CD271 positive selection using QuadroMACS for functional characterisation

Mononuclear cells (MNCs) isolated from BM aspirates, FHs and RIA waste fluid using Lymphoprep reagent (Axis-Shield, Oslo, Norway) were labelled with clinical grade anti-CD271 microbeads (Miltenyi Biotec GmbH, Germany), according to the manufacturer’s instructions. These consist of murine anti-CD271 monoclonal antibodies (clone information confidential) conjugated to superparamagnetic iron dextran particles. Once labelled, cells were separated into positive and negative fractions using the QuadroMACS system (Miltenyi Biotec). Cells from the positive fraction were seeded into a T25 flask (Corning, NY, USA) and cultured in GMP compliant MSC expansion medium MSCGM Bulletkit (Lonza, Berkshire, UK).
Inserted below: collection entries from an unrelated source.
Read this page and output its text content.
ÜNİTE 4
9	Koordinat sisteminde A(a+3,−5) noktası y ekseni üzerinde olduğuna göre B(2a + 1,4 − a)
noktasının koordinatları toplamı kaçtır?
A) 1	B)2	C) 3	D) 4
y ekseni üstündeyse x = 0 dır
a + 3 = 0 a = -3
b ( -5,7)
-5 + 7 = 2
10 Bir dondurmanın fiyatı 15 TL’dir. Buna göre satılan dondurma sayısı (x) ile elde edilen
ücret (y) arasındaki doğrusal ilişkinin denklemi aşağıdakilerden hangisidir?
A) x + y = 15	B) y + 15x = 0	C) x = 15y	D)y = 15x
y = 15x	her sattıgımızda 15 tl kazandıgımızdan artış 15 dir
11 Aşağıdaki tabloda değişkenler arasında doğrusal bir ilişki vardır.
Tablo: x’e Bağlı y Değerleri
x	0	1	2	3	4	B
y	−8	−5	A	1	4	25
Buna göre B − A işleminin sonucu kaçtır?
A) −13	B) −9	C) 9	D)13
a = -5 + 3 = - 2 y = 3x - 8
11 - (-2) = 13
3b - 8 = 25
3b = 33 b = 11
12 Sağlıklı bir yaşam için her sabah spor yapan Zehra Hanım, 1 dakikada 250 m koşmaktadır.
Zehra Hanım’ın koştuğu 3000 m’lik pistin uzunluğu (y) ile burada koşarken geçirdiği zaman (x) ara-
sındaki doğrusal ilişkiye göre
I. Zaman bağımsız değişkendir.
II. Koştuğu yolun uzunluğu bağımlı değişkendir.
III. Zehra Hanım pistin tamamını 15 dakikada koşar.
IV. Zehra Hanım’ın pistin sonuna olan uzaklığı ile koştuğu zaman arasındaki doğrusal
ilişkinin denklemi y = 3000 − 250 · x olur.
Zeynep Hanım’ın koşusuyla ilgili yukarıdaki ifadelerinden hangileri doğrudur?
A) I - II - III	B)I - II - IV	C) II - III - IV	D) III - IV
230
Three days later, culture medium was replaced and subsequently changed twice weekly. Once the cells (now denoted CD271-MSC) reached 80% confluence, the adherent cells were harvested with 0.25% trypsin/1mM ethylenediaminetetraacetic acid (EDTA) solution (Sigma-Aldrich, Dorset, UK) and passaged at the seeding density of 4x103/cm2 for further expansion. Control plastic adherent MSCs (PA-MSC) were initiated according to standard protocols [36] and passaged using the same seeding density as CD271-MSCs. At each passage cell population doubling (PD) time was calculated.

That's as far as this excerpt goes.